福岡地方裁判所 昭和41年(ワ)1399号 判決
以下は、判例タイムズに掲載された記事をそのまま収録しています。オリジナルの判決文ではありません。
〔判決理由〕一 事故の発生
原告が昭和四一年六月二四日午前八時五五分頃その所有にかかる乗用自動車(フォード五八年型)(福岡三さ九八)を運転して国道二〇二号線を西方から東方に向け進行中、福岡市姪の浜宮の前三、一〇五番地江島ノブ方先路上において一時停車したところ、折りから対向して進行してきた被告水上運転の二両連結の路面電車(一二〇二号)と激突し、自車を大破したことは当事者間に争いがない。
二 責任
1 被告水上
原告が本件事故当時前記自動車を運転して本件衝突地点から約一八メートル手前に差しかかつた際、本件衝突地点から約2.8メートル前方に軽四輪自動車が駐車し、右自動車の進路を塞いでいるのを認めると同時に、前方約七〇メートルを隔てた軌道上を被告水上運転の路面電車が対向して進行してくるのを認めたこと、そこで、原告は一旦は右駐車車両の右側を通り抜けて同車両の前方に出ようと考えたが、本件衝突地点道路の道路端から路面電車の軌道敷までの幅員が僅か約3.5メートルしかない上、原告の右自動車の幅が二メートルもあり、さらに当時右道路の左側には自転車二台が置かれていた外、通行人も数名あつたため、原告としてはこれらとの衝突を避けるのにどうしても路面電車の軌道敷内にはいらざるを得ず、少くとも軌道敷縁石に進んだが、前方からくる路面電車を見て、後退しようと考え、バックミラーで後方を見たところ、右自動車のすぐ後方約一メートルの地点に西鉄タクシー(運転者原壽典)が停車していたことは当事者間に争いがない。
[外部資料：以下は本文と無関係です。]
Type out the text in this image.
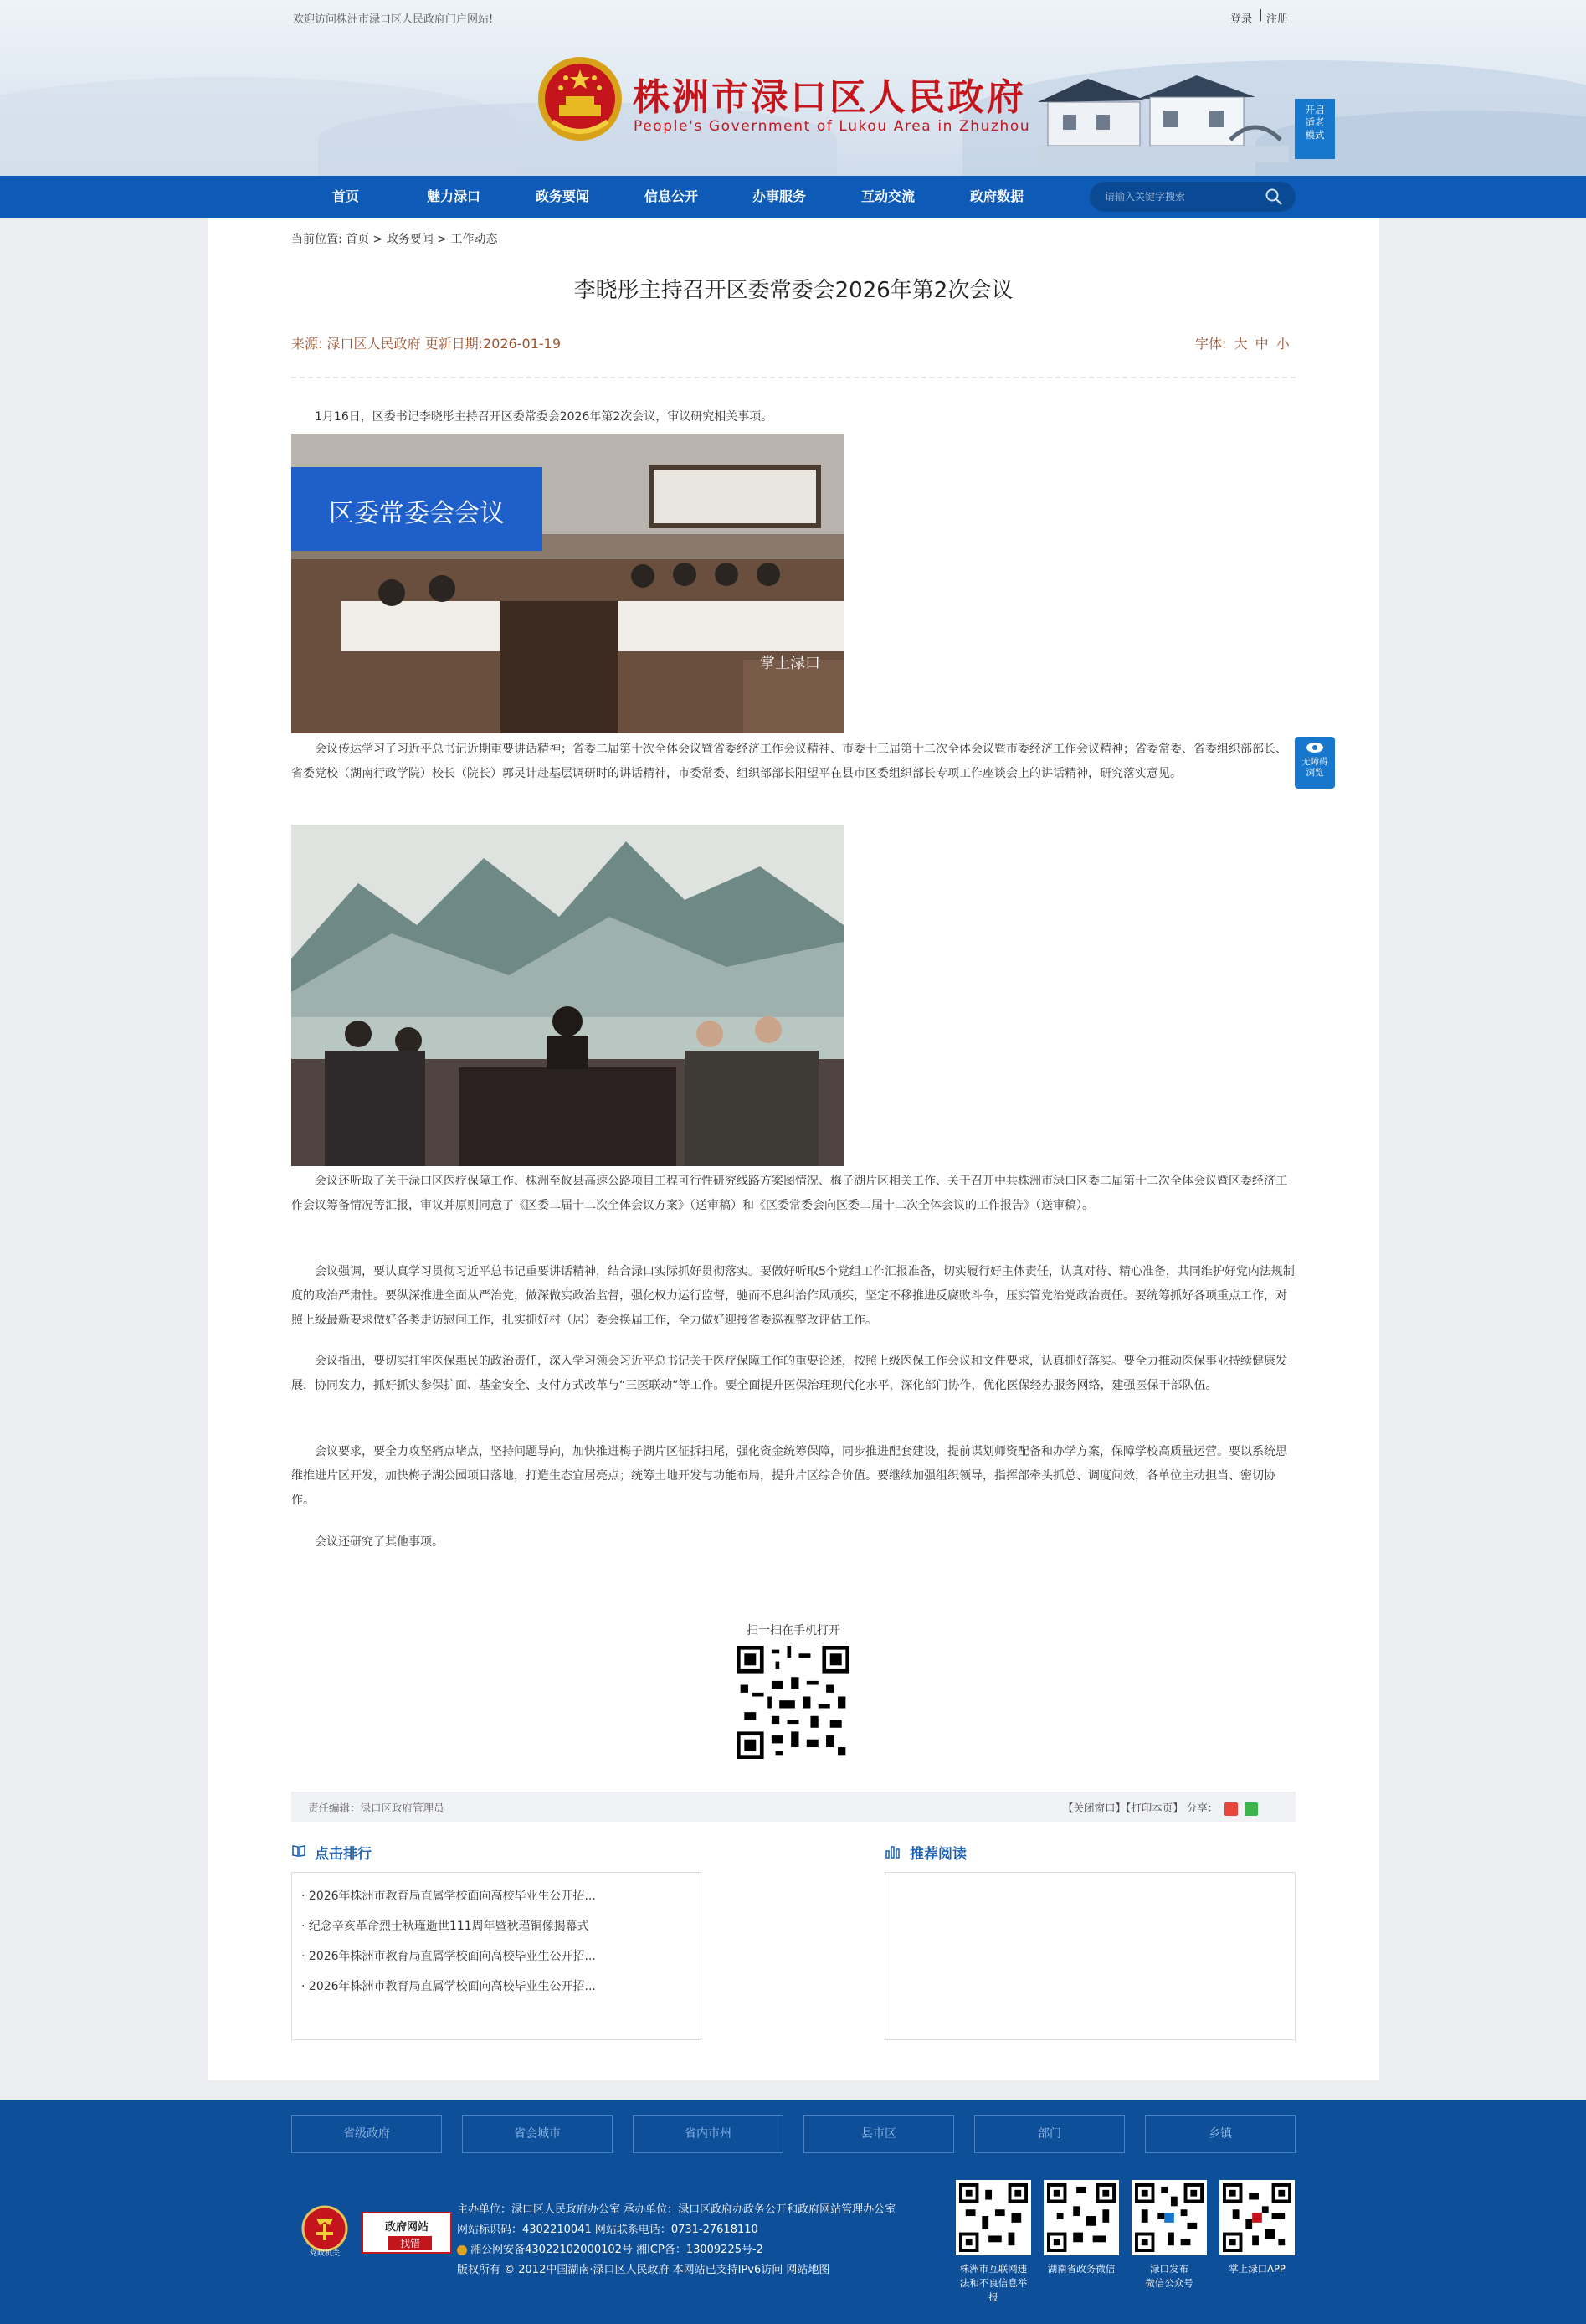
欢迎访问株洲市渌口区人民政府门户网站!	登录 | 注册
株洲市渌口区人民政府
People's Government of Lukou Area in Zhuzhou
开启
适老
模式
首页	魅力渌口	政务要闻	信息公开	办事服务	互动交流	政府数据
请输入关键字搜索
当前位置: 首页 > 政务要闻 > 工作动态
李晓彤主持召开区委常委会2026年第2次会议
来源: 渌口区人民政府 更新日期:2026-01-19	字体: 大 中 小
1月16日，区委书记李晓彤主持召开区委常委会2026年第2次会议，审议研究相关事项。
区委常委会会议
掌上渌口
会议传达学习了习近平总书记近期重要讲话精神；省委二届第十次全体会议暨省委经济工作会议精神、市委十三届第十二次全体会议暨市委经济工作会议精神；省委常委、省委组织部部长、省委党校（湖南行政学院）校长（院长）郭灵计赴基层调研时的讲话精神，市委常委、组织部部长阳望平在县市区委组织部长专项工作座谈会上的讲话精神，研究落实意见。
会议还听取了关于渌口区医疗保障工作、株洲至攸县高速公路项目工程可行性研究线路方案图情况、梅子湖片区相关工作、关于召开中共株洲市渌口区委二届第十二次全体会议暨区委经济工作会议筹备情况等汇报，审议并原则同意了《区委二届十二次全体会议方案》（送审稿）和《区委常委会向区委二届十二次全体会议的工作报告》（送审稿）。
会议强调，要认真学习贯彻习近平总书记重要讲话精神，结合渌口实际抓好贯彻落实。要做好听取5个党组工作汇报准备，切实履行好主体责任，认真对待、精心准备，共同维护好党内法规制度的政治严肃性。要纵深推进全面从严治党，做深做实政治监督，强化权力运行监督，驰而不息纠治作风顽疾，坚定不移推进反腐败斗争，压实管党治党政治责任。要统筹抓好各项重点工作，对照上级最新要求做好各类走访慰问工作，扎实抓好村（居）委会换届工作，全力做好迎接省委巡视整改评估工作。
会议指出，要切实扛牢医保惠民的政治责任，深入学习领会习近平总书记关于医疗保障工作的重要论述，按照上级医保工作会议和文件要求，认真抓好落实。要全力推动医保事业持续健康发展，协同发力，抓好抓实参保扩面、基金安全、支付方式改革与“三医联动”等工作。要全面提升医保治理现代化水平，深化部门协作，优化医保经办服务网络，建强医保干部队伍。
会议要求，要全力攻坚痛点堵点，坚持问题导向，加快推进梅子湖片区征拆扫尾，强化资金统筹保障，同步推进配套建设，提前谋划师资配备和办学方案，保障学校高质量运营。要以系统思维推进片区开发，加快梅子湖公园项目落地，打造生态宜居亮点；统筹土地开发与功能布局，提升片区综合价值。要继续加强组织领导，指挥部牵头抓总、调度问效，各单位主动担当、密切协作。
会议还研究了其他事项。
扫一扫在手机打开
责任编辑：渌口区政府管理员	【关闭窗口】【打印本页】 分享：
点击排行
· 2026年株洲市教育局直属学校面向高校毕业生公开招...
· 纪念辛亥革命烈士秋瑾逝世111周年暨秋瑾铜像揭幕式
· 2026年株洲市教育局直属学校面向高校毕业生公开招...
· 2026年株洲市教育局直属学校面向高校毕业生公开招...
推荐阅读
无障碍
浏览
省级政府	省会城市	省内市州	县市区	部门	乡镇
党政机关
政府网站
找错
主办单位：渌口区人民政府办公室 承办单位：渌口区政府办政务公开和政府网站管理办公室
网站标识码：4302210041 网站联系电话：0731-27618110
湘公网安备43022102000102号 湘ICP备：13009225号-2
版权所有 © 2012中国湖南·渌口区人民政府 本网站已支持IPv6访问 网站地图	株洲市互联网违
法和不良信息举
报
湖南省政务微信	渌口发布
微信公众号
掌上渌口APP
<証拠>を綜合すると、本件事故が発生した道路は直線平担で見透しが良好であるが、姪の浜電停近くで交通量が多いのと路面電車軌道敷より北側部分の幅員が狭いので特に自動車等の運転に注意を要するところであり、公安委員会より速度制限時速三五キロメートルと追越禁止の交通規制がなされていること、右路面電車が進行していた軌道敷内については単線で軌道敷内を通行できる指定がなされていなかつたこと、原告は本件事故現場付近を右自動車を運転して時速約一〇キロメートルの速度で進行して本件衝突地点に差しかかつた際前示のように駐車中の自動車を避けて路面電車の軌道敷内に進入して停車したのに対し、被告水上は右路面電車を運転して時速約三〇キロメートルで進行していたが、本件衝突地点の手前あたりに来て横断歩道があり人通りも多いので時速二〇キロメートルに速度を落して進行し、本件衝突地点より約三〇メートル手前で軌道敷外を対向して進行する右自動車を発見したが、路面電車の方が優先するので右自動車が軌道敷外に停車すると思つていたところ、右自動車が本件衝突地点のところで突如軌道敷内に入り込んで来たのを認めたので直ちに急制動をかけたがまにあわず衝突し、右路面電車は本件衝突地点より約3.3メートル進んで漸く停車したこと、被告会社の社員である不老金之助が制動距離計算式に本件事故日時、天候、右路面電車の車号、容気圧力、制動種別、線路、軌条、乗員の計算条件をあてはめ右路面電車の時速二〇キロメートルにおける制動距離を測定した数値が19.8メートルであることが認められる。
右認定事実によれば、原告が被告水上運転の路面電車を発見したとき両者の距離が約七〇メートルであつて、その後原告が時速一〇キロメートル位で約一八メートル進行し本件衝突地点で停車するまでの間に、右路面電車は時速二〇キロメートル位で進行していたのであるから、その距離は三六メートル(時速三〇キロメートルであれば五四メートル)となり、原告が停車したとき右路面電車との距離は約一六メートルに過ぎないということになる。
そうすると、本件事故については被告水上が前方約一六メートルの地点に原告の自動車が停車したのを認め、慌てて急制動の措置をとつたのであるが、時速二〇キロメートルでは到底衝突を避けることができなかつたのであるから、同被告に過失があつたと断ずることはできない。むしろ、原告において自動車を運転するに際し路面電車の進行を妨げてはならなかつたというべく、このことは道路交通法第二一条の趣旨からも明らかである。
2 被告会社
前記のとおり、本件事故について被告水上の過失が認められない以上、爾余の点について判断するまでもなく、被告会社の責任を肯定することはできない。
三 従つて、その余の点については判断をするまでもなく、原告の本訴請求は理由がなく失当としてこれを棄却する。